За двадцать восемь дней до встречи Асафа с Теодорой, ещё до начала его работы в муниципалитете, когда он даже не знал, что есть на свете Теодора, и не предчувствовал Тамар – вышла Тамар на улицу. Как всегда на каникулах, Асаф спал в тот день до двенадцати дня. Потом встал, приготовил себе лёгкий завтрак, три-четыре бутерброда и яичницу из двух яиц, прочитал газету, отправил электронную почту голландскому болельщику Хьюстона и провёл целый час в оживлённом форуме игры "Quest for Glory". Ему звонил Рои или другой одноклассник (сам он обычно никому не звонил), вместе они безуспешно пытались спланировать вечер и уславливались поговорить позже. Звонила мама с работы, чтобы напомнить ему снять бельё с верёвки, вынуть посуду из посудомоечной машины и забрать Муки из лагеря в два часа. Между делом он немного смотрел телеканал "Нейшионал Джиографик", делал ежедневную гимнастику и возвращался к компьютеру, время текло вяло, и ничего не происходило.

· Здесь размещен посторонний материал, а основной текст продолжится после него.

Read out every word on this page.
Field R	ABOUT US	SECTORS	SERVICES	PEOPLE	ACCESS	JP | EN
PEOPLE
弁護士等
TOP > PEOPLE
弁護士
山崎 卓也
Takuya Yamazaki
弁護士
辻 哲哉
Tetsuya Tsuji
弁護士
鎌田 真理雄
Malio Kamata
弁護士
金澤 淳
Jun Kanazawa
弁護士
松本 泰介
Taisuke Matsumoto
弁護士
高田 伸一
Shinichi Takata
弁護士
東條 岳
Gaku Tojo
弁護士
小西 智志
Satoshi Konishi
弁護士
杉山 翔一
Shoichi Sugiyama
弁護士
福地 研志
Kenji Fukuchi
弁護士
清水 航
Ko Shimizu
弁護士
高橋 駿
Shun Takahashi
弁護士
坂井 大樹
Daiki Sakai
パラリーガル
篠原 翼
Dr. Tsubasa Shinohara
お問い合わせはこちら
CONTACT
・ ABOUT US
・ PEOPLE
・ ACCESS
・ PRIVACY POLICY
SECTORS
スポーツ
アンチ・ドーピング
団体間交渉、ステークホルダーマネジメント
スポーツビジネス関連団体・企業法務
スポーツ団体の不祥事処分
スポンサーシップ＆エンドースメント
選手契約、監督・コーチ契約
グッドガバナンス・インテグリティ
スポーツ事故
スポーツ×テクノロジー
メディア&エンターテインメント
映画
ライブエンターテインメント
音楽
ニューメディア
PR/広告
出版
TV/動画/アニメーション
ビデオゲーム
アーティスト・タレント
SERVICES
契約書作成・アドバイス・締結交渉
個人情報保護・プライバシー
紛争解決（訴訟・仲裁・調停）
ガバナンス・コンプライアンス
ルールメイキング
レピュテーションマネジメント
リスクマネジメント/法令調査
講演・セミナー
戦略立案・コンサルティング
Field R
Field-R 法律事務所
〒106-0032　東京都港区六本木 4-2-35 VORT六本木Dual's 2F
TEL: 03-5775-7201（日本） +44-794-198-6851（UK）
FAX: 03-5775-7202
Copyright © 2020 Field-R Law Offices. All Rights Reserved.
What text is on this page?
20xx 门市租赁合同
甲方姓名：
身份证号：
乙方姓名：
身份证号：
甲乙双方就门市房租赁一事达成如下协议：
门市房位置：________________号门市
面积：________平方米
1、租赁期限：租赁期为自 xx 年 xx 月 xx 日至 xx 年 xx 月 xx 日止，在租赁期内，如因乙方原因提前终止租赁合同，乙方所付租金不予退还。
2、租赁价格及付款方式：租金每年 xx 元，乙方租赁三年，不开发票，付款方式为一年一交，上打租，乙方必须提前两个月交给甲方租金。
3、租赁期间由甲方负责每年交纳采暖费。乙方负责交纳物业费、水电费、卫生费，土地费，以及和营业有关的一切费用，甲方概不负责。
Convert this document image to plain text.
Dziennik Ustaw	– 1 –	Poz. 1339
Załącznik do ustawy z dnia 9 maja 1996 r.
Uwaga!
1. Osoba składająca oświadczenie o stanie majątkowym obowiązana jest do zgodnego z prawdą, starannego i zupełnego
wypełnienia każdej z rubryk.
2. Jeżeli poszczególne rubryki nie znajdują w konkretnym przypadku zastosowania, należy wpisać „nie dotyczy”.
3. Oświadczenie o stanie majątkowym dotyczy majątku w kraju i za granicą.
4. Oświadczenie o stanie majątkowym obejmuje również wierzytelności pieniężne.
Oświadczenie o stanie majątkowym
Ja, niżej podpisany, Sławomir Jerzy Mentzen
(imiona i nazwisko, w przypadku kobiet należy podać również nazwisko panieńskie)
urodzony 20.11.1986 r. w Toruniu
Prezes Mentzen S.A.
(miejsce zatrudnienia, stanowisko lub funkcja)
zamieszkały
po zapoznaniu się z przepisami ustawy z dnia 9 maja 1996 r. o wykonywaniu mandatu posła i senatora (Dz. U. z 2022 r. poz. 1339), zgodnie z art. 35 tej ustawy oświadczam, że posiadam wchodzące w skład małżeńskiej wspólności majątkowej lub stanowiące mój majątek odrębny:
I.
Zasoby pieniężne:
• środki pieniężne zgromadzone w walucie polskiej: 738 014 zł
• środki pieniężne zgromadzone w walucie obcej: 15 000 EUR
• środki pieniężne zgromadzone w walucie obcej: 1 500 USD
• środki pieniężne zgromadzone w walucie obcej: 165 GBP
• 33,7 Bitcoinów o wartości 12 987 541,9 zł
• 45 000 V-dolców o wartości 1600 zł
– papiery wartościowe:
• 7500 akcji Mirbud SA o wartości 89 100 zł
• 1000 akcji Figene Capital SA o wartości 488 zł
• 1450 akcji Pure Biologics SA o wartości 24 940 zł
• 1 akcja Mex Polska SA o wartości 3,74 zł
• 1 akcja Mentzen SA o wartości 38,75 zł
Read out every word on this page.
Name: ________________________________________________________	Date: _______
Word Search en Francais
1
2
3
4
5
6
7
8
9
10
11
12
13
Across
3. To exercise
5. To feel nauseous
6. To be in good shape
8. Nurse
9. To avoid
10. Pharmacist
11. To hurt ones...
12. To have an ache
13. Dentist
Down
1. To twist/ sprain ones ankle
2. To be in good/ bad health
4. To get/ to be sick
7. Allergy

В то же самое время Тамар заперлась в маленькой кабинке, покрытой вульгарными рисунками и надписями, в общественном туалете Эгеда[8]. Быстро сняла одежду – брюки "Ливайс" и тоненькую индийскую кофточку, которую родители купили ей в Лондоне. Разулась и встала на сандалии. Осталась стоять в трусах и лифчике, чувствуя отвращение к нечистому воздуху кабинки, который поспешил прилипнуть к её телу. Из большого рюкзака достала рюкзак поменьше, за ним – футболку и синий громоздкий комбинезон, запятнанный и порванный, соприкосновение с которым раздражало кожу.